Chi ha acquistato un’auto di nuova omologazione in Europa a partire da aprile 2018 conosce già l’esistenza di eCall dato che, a partire da quella data, sul territorio UE è in vigore l’obbligo di installazione questo dispositivo che, nel momento in cui rileva il forte impatto di un incidente, genera automaticamente una chiamata al 112, stabilisce una connessione vocale tra il veicolo e il centro di soccorso più vicino inviando l’esatta localizzazione dell’incidente e altri dati rilevanti il veicolo (la chiamata può essere effettuata anche manualmente premendo un pulsante): “La piattaforma di Beta 80 è stata tra le prime ad avere integrato eCall consentendo alle Centrali che utilizzano la nostra piattaforma di gestire efficacemente le chiamate automatiche”, ricorda Lovati.
Dell’app ufficiale del Ministero degli Interni 112 Where Are U, infine, abbiamo già scritto.
Guardando al futuro come può evolversi il concetto di gestione dell’emergenza?
Tornando all’esperienza di questi giorni, chiediamo a Silanos se è anche servita per imparare qualcosa di nuovo: “L’insegnamento che stiamo traendo da questa esperienza – risponde il manager – è che ogni centrale operativa è parte integrante di un ecosistema che include le altre centrali e che coinvolge tutti gli attori sul territorio che intervengono in situazioni di emergenza: è quindi fondamentale il concetto di interoperabilità, concetto, tra l’altro, introdotto in Italia prima che in altre nazioni”.
E guardando al futuro?
Se per futuro intende le prossime settimane, “Sicuramente saranno introdotte innovazioni che possono essere davvero preziose, faccio due esempi: una potrebbe riguardare l’ambito del telemonitoraggio dei pazienti aiutando a gestire situazioni domestiche, pensiamo a quanto avrebbe potuto essere utile oggi nei casi di quarantena o quando non è stato ritenuto necessario il ricovero in ospedale. Noi stiamo lavorando da tempo su questo tema con partner esperti in sistemi informativi ospedalieri. E poi sarebbe interessante inserire nei software di gestione delle centrali chatbot e assistenti virtuali che aiutino a profilare coloro che chiamano”, risponde Silanos e, aggiungiamo noi, perché non addirittura una completa integrazione, per esempio attraverso l’app 112 Where Are U, con il Sistema Informativo Sanitario, in modo che all’arrivo dei soccorsi gli operatori possano prendere visione della storia clinica del paziente?
“Se invece guardiamo un po’ più avanti, questa emergenza ci ha insegnato che alcune innovazioni, che pensavamo sarebbero state implementate in mesi o anni, si possono mettere in campo già oggi.
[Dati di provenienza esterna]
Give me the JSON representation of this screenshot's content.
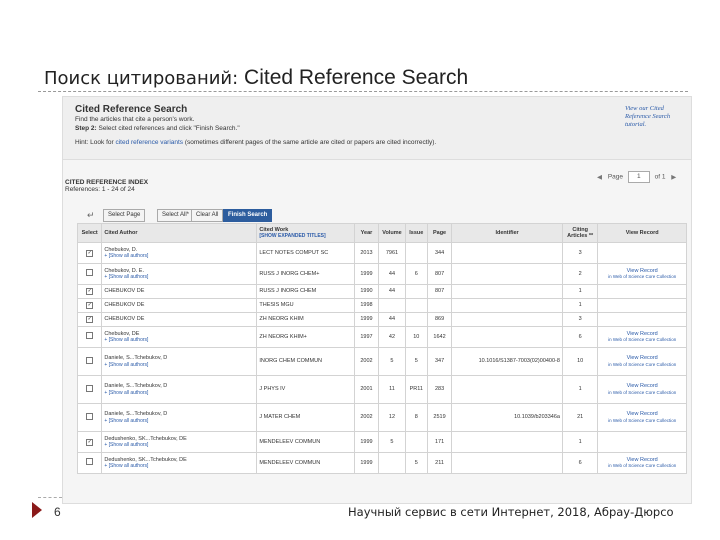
{
  "slide": {
    "title_ru": "Поиск цитирований:",
    "title_en": "Cited Reference Search",
    "page_number": "6",
    "footer": "Научный сервис в сети Интернет, 2018, Абрау-Дюрсо"
  },
  "header": {
    "title": "Cited Reference Search",
    "subtitle": "Find the articles that cite a person's work.",
    "step_label": "Step 2:",
    "step_text": "Select cited references and click \"Finish Search.\"",
    "hint_pre": "Hint: Look for",
    "hint_link": "cited reference variants",
    "hint_post": "(sometimes different pages of the same article are cited or papers are cited incorrectly).",
    "tutorial_line1": "View our Cited",
    "tutorial_line2": "Reference Search",
    "tutorial_line3": "tutorial."
  },
  "index": {
    "title": "CITED REFERENCE INDEX",
    "refs": "References: 1 - 24 of 24",
    "page_label": "Page",
    "page_value": "1",
    "of_label": "of 1",
    "prev_icon": "◀",
    "next_icon": "▶"
  },
  "toolbar": {
    "select_page": "Select Page",
    "select_all": "Select All*",
    "clear_all": "Clear All",
    "finish": "Finish Search"
  },
  "columns": {
    "select": "Select",
    "cited_author": "Cited Author",
    "cited_work": "Cited Work",
    "show_expanded": "[SHOW EXPANDED TITLES]",
    "year": "Year",
    "volume": "Volume",
    "issue": "Issue",
    "page": "Page",
    "identifier": "Identifier",
    "citing_articles": "Citing Articles **",
    "view_record": "View Record"
  },
  "rows": [
    {
      "checked": true,
      "author": "Chebukov, D.",
      "show": "+ [Show all authors]",
      "work": "LECT NOTES COMPUT SC",
      "year": "2013",
      "volume": "7961",
      "issue": "",
      "page": "344",
      "id": "",
      "citing": "3",
      "view": "",
      "view_sub": ""
    },
    {
      "checked": false,
      "author": "Chebukov, D. E.",
      "show": "+ [Show all authors]",
      "work": "RUSS J INORG CHEM+",
      "year": "1999",
      "volume": "44",
      "issue": "6",
      "page": "807",
      "id": "",
      "citing": "2",
      "view": "View Record",
      "view_sub": "in Web of Science Core Collection"
    },
    {
      "checked": true,
      "author": "CHEBUKOV DE",
      "show": "",
      "work": "RUSS J INORG CHEM",
      "year": "1990",
      "volume": "44",
      "issue": "",
      "page": "807",
      "id": "",
      "citing": "1",
      "view": "",
      "view_sub": ""
    },
    {
      "checked": true,
      "author": "CHEBUKOV DE",
      "show": "",
      "work": "THESIS MGU",
      "year": "1998",
      "volume": "",
      "issue": "",
      "page": "",
      "id": "",
      "citing": "1",
      "view": "",
      "view_sub": ""
    },
    {
      "checked": true,
      "author": "CHEBUKOV DE",
      "show": "",
      "work": "ZH NEORG KHIM",
      "year": "1999",
      "volume": "44",
      "issue": "",
      "page": "869",
      "id": "",
      "citing": "3",
      "view": "",
      "view_sub": ""
    },
    {
      "checked": false,
      "author": "Chebukov, DE",
      "show": "+ [Show all authors]",
      "work": "ZH NEORG KHIM+",
      "year": "1997",
      "volume": "42",
      "issue": "10",
      "page": "1642",
      "id": "",
      "citing": "6",
      "view": "View Record",
      "view_sub": "in Web of Science Core Collection"
    },
    {
      "checked": false,
      "author": "Daniele, S...Tchebukov, D",
      "show": "+ [Show all authors]",
      "work": "INORG CHEM COMMUN",
      "year": "2002",
      "volume": "5",
      "issue": "5",
      "page": "347",
      "id": "10.1016/S1387-7003(02)00400-8",
      "citing": "10",
      "view": "View Record",
      "view_sub": "in Web of Science Core Collection"
    },
    {
      "checked": false,
      "author": "Daniele, S...Tchebukov, D",
      "show": "+ [Show all authors]",
      "work": "J PHYS IV",
      "year": "2001",
      "volume": "11",
      "issue": "PR11",
      "page": "283",
      "id": "",
      "citing": "1",
      "view": "View Record",
      "view_sub": "in Web of Science Core Collection"
    },
    {
      "checked": false,
      "author": "Daniele, S...Tchebukov, D",
      "show": "+ [Show all authors]",
      "work": "J MATER CHEM",
      "year": "2002",
      "volume": "12",
      "issue": "8",
      "page": "2519",
      "id": "10.1039/b203346a",
      "citing": "21",
      "view": "View Record",
      "view_sub": "in Web of Science Core Collection"
    },
    {
      "checked": true,
      "author": "Dedushenko, SK...Tchebukov, DE",
      "show": "+ [Show all authors]",
      "work": "MENDELEEV COMMUN",
      "year": "1999",
      "volume": "5",
      "issue": "",
      "page": "171",
      "id": "",
      "citing": "1",
      "view": "",
      "view_sub": ""
    },
    {
      "checked": false,
      "author": "Dedushenko, SK...Tchebukov, DE",
      "show": "+ [Show all authors]",
      "work": "MENDELEEV COMMUN",
      "year": "1999",
      "volume": "",
      "issue": "5",
      "page": "211",
      "id": "",
      "citing": "6",
      "view": "View Record",
      "view_sub": "in Web of Science Core Collection"
    }
  ]
}
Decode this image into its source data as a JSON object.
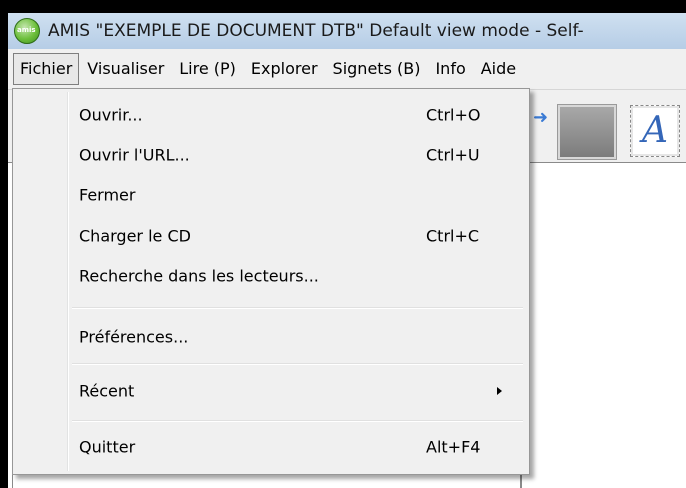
{
  "window": {
    "title": "AMIS \"EXEMPLE DE DOCUMENT DTB\" Default view mode - Self-"
  },
  "menubar": {
    "items": [
      {
        "label": "Fichier"
      },
      {
        "label": "Visualiser"
      },
      {
        "label": "Lire (P)"
      },
      {
        "label": "Explorer"
      },
      {
        "label": "Signets (B)"
      },
      {
        "label": "Info"
      },
      {
        "label": "Aide"
      }
    ]
  },
  "toolbar": {
    "font_glyph": "A"
  },
  "file_menu": {
    "items": [
      {
        "label": "Ouvrir...",
        "shortcut": "Ctrl+O"
      },
      {
        "label": "Ouvrir l'URL...",
        "shortcut": "Ctrl+U"
      },
      {
        "label": "Fermer",
        "shortcut": ""
      },
      {
        "label": "Charger le CD",
        "shortcut": "Ctrl+C"
      },
      {
        "label": "Recherche dans les lecteurs...",
        "shortcut": ""
      },
      {
        "label": "Préférences...",
        "shortcut": ""
      },
      {
        "label": "Récent",
        "shortcut": "",
        "submenu": true
      },
      {
        "label": "Quitter",
        "shortcut": "Alt+F4"
      }
    ]
  },
  "colors": {
    "title_bar": "#c4d8ec",
    "menu_bg": "#f0f0f0",
    "accent_blue": "#3466b8"
  }
}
Di fatto la tecnologia attualmente a disposizione può supportare il salto in avanti immediato di questo settore. Se infatti, per il ‘resto del mondo” parliamo di Digital Transformation, l’Emergency ha già ampiamento superato questo scalino e si affaccia alla cosiddetta Next Generation”.
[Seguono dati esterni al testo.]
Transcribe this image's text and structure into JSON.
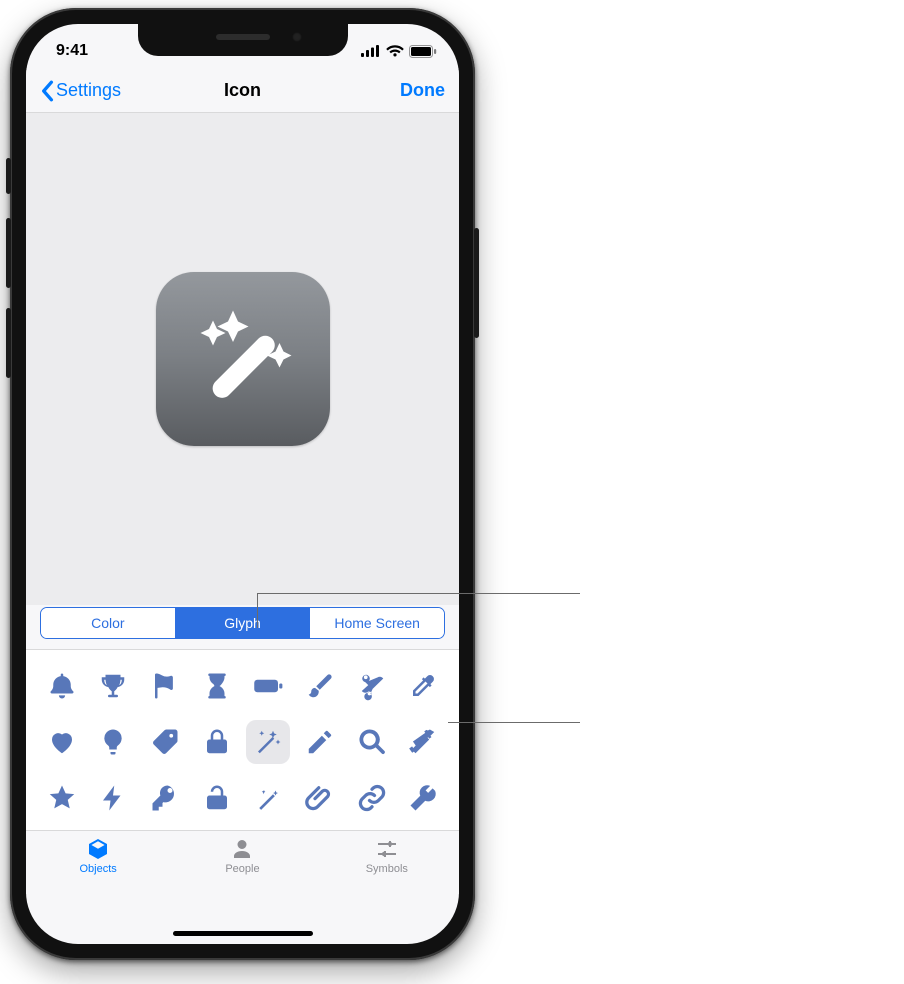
{
  "status": {
    "time": "9:41"
  },
  "nav": {
    "back": "Settings",
    "title": "Icon",
    "done": "Done"
  },
  "segments": {
    "items": [
      {
        "label": "Color",
        "selected": false
      },
      {
        "label": "Glyph",
        "selected": true
      },
      {
        "label": "Home Screen",
        "selected": false
      }
    ]
  },
  "preview": {
    "glyph": "magic-wand"
  },
  "glyph_grid": {
    "rows": [
      [
        "bell",
        "trophy",
        "flag",
        "hourglass",
        "battery",
        "brush",
        "scissors",
        "eyedropper"
      ],
      [
        "heart",
        "lightbulb",
        "tag",
        "lock",
        "magic-wand",
        "pencil",
        "magnifier",
        "hammer"
      ],
      [
        "star",
        "bolt",
        "key",
        "unlock",
        "wand",
        "paperclip",
        "link",
        "wrench"
      ]
    ],
    "selected": "magic-wand"
  },
  "tabs": {
    "items": [
      {
        "label": "Objects",
        "icon": "cube",
        "selected": true
      },
      {
        "label": "People",
        "icon": "person",
        "selected": false
      },
      {
        "label": "Symbols",
        "icon": "sliders",
        "selected": false
      }
    ]
  }
}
Come sarà allora il 112 Next Generation? “Sarà un servizio a disposizione dei cittadini per qualunque tipo di emergenza, in grado di ricevere non solo chiamate vocali, ma qualunque tipo di segnalazione, dai social network ai sensori e alle telecamere di sorveglianza e sarà quindi molto più efficiente, perché avrà a disposizione un set molto ricco di informazioni strutturate per analizzare e valutare la singola emergenza”, risponde Silanos concludendo: “Tutti i grandi stream di ricerca&sviluppo in ambito hi-tech si concentrano qui nello sviluppo di un’unica piattaforma in grado operare anche tramite la rete 5G, inserendosi nel nascente ecosistema delle Smart Cities, elaborando e analizzando milioni di dati e quindi sfruttando BI e analisi predittive, intelligenza artificiale, ma anche realtà aumentata, ovviamente in cloud e con altissimi livelli di security considerando la sensibilità dei dati gestiti e a volte la loro valenza strategica a livello governativo”.